Modernising the FERS Software Package
Overview
This project focused on updating the Flexible, Extensible Radar Simulator (FERS) to meet modern C++ standards (C++20/23). Originally developed in C++98/03, FERS is a vital tool in radar simulation for the Radar and Remote Sensing Group (RRSG) at UCT. The modernisation enhanced FERS's performance, readability, maintainability, and future extensibility, making it compatible with modern development environments while retaining core functionality.
Objectives
- Upgrade the FERS codebase to incorporate C++20/23 features, improving readability, maintainability, and efficiency.
- Implement performance optimisations, including multithreading and improved memory management, for faster, more efficient radar simulations.
- Ensure backward compatibility to maintain the integrity and accuracy of simulation results.

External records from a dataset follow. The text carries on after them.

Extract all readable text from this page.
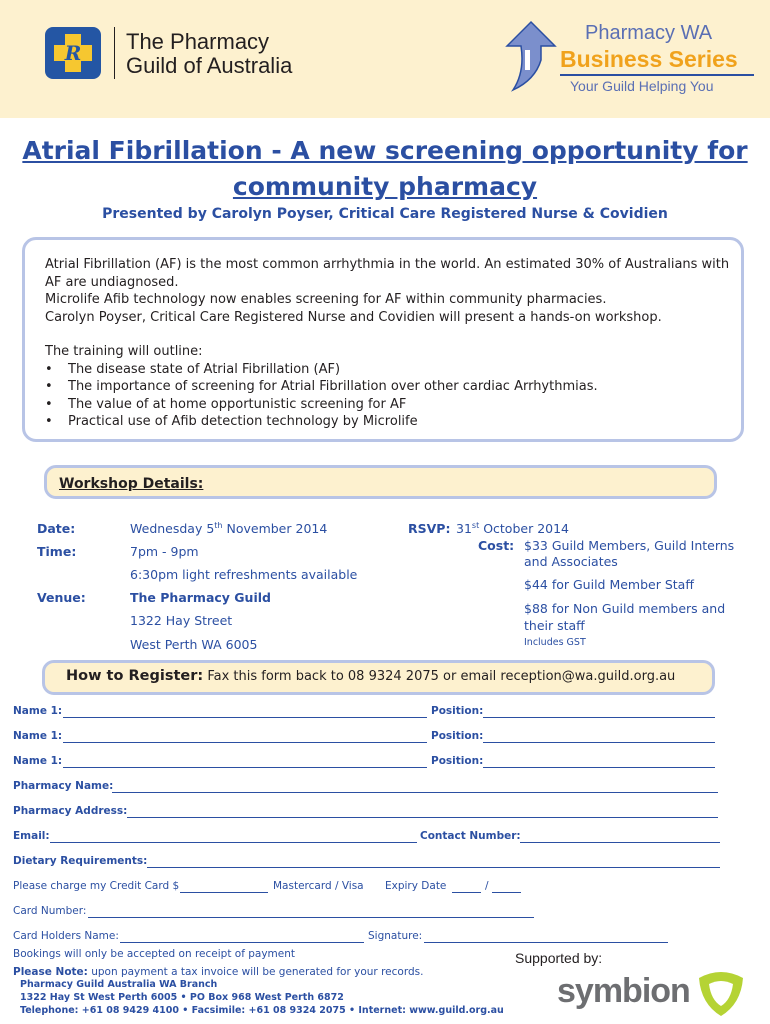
R	The Pharmacy
Guild of Australia
Pharmacy WA
Business Series
Your Guild Helping You
Atrial Fibrillation - A new screening opportunity for
community pharmacy
Presented by Carolyn Poyser, Critical Care Registered Nurse & Covidien

Atrial Fibrillation (AF) is the most common arrhythmia in the world. An estimated 30% of Australians with AF are undiagnosed.

Microlife Afib technology now enables screening for AF within community pharmacies.

Carolyn Poyser, Critical Care Registered Nurse and Covidien will present a hands-on workshop.

The training will outline:

• The disease state of Atrial Fibrillation (AF)
• The importance of screening for Atrial Fibrillation over other cardiac Arrhythmias.
• The value of at home opportunistic screening for AF
• Practical use of Afib detection technology by Microlife
Workshop Details:
Date:	Wednesday 5th November 2014
Time:	7pm - 9pm
6:30pm light refreshments available
Venue:	The Pharmacy Guild
1322 Hay Street
West Perth WA 6005
RSVP: 31st October 2014
Cost: $33 Guild Members, Guild Interns
and Associates
$44 for Guild Member Staff
$88 for Non Guild members and
their staff
Includes GST
How to Register: Fax this form back to 08 9324 2075 or email reception@wa.guild.org.au
Name 1:	Position:
Name 1:	Position:
Name 1:	Position:
Pharmacy Name:
Pharmacy Address:
Email:	Contact Number:
Dietary Requirements:
Please charge my Credit Card $	Mastercard / Visa Expiry Date	/
Card Number:
Card Holders Name:	Signature:
Bookings will only be accepted on receipt of payment
Please Note: upon payment a tax invoice will be generated for your records.
Pharmacy Guild Australia WA Branch
1322 Hay St West Perth 6005 • PO Box 968 West Perth 6872
Telephone: +61 08 9429 4100 • Facsimile: +61 08 9324 2075 • Internet: www.guild.org.au
Supported by:
symbion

- Develop and conduct thorough testing to validate the modernised software’s functionality and performance improvements.
Technologies Used
Also used: HighFive (HDF5), libxml2, Understand by SciTools, Doxygen.
Details
The modernisation process was approached incrementally, starting with an analysis of the FERS codebase to identify areas for improvement. Key upgrades included replacing manual memory management with smart pointers, implementing lambda expressions and C++-style casts, and applying advanced C++20/23 features like concepts, ranges, and modules. The project also involved optimising performance through multithreading and algorithmic improvements. Tools like Valgrind and perf were used for profiling and validation, while Doxygen was employed to generate inline documentation for maintainability.
Challenges
The primary challenges included ensuring backward compatibility, managing the complexities introduced by modern C++ features, and mitigating the risk of introducing errors during extensive refactoring. Through a careful, incremental approach and the use of robust testing tools, these challenges were systematically addressed. Regression testing, CI with GitHub Actions, and performance profiling were key in overcoming these obstacles.
Results & Performance
The modernized FERS software demonstrated improved performance, with speedups ranging from 1.46x to 3.55x across different test cases. All memory leaks were eliminated, and memory management was optimised with smart pointers. Regression testing achieved 90.5% line coverage, and function coverage reached 95.8%, ensuring high reliability.